Brasília, 25 de junho de 2026 – A criação da Comissão Parlamentar de Inquérito (CPI) para investigar o Banco Master permanece paralisada há cinco meses no Congresso Nacional. O presidente do Senado, Davi Alcolumbre (União-AP), e o presidente da Câmara, Hugo Motta (Republicanos-PB), adotam manobras regimentais e aproveitam o calendário eleitoral de 2026 para adiar o início das investigações.
Como o Senado segura o pedido
No Senado, o requerimento com assinaturas suficientes aguarda leitura em plenário desde janeiro. Alcolumbre afirma que, em ano eleitoral, “o Congresso não deve virar palanque”, argumento usado para postergar o ato que formalizaria a CPI.
Estratégia semelhante na Câmara
Na Câmara, Hugo Motta recorre ao critério da ordem cronológica dos pedidos de CPI. Com isso, o caso Master foi colocado no fim de uma lista que inclui comissões solicitadas anteriormente, protelando sua instalação.
Acerto político nos bastidores
Parlamentares relatam que o bloqueio ganhou força em abril, após entendimentos envolvendo votações relevantes. Em troca de não levar adiante a CPI, o Senado teria rejeitado a indicação de Jorge Messias ao Supremo Tribunal Federal e derrubado vetos presidenciais à Lei da Dosimetria.
Debate jurídico sobre obrigação de instalar CPIs
Especialistas e oposição lembram que decisões anteriores do Supremo Tribunal Federal determinam ser obrigatória a criação de CPI quando há número mínimo de assinaturas e fato determinado. Dessa forma, a leitura do requerimento não dependeria da vontade do presidente da Casa.
Influência do calendário eleitoral
Com a proximidade das eleições de 2026, líderes concentram esforços em pautas de apelo popular, como alterações no Benefício de Prestação Continuada (BPC) e mudanças na escala 6×1 de trabalho.
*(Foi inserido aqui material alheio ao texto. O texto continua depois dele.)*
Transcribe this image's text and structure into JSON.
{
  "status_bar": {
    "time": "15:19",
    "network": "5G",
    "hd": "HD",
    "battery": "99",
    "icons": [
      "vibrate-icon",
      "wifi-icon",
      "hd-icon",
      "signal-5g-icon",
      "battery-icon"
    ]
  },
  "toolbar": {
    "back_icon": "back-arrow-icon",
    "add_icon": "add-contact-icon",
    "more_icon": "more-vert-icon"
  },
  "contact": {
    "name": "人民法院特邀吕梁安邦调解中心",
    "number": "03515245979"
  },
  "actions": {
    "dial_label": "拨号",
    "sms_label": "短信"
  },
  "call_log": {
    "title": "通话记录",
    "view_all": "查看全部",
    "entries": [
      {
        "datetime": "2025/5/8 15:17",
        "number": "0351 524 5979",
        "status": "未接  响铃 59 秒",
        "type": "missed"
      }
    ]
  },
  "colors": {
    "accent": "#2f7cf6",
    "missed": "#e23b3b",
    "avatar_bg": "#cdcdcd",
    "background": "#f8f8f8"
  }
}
A disputa por espaço na agenda legislativa acaba sufocando temas considerados negativos para a classe política.
Riscos para Alcolumbre e Motta
A postura de adiamento pode desgastar a capacidade de articulação dos dois presidentes. Hugo Motta corre o risco de se afastar da oposição por alinhar-se ao governo na tentativa de enterrar a CPI, enquanto Alcolumbre enfrenta críticas diretas em razão de supostas ligações de seu grupo político com investigados no escândalo do Banco Master.
A CPI seguirá travada enquanto as negociações de bastidor e a agenda eleitoral se sobrepuserem às pressões por investigação.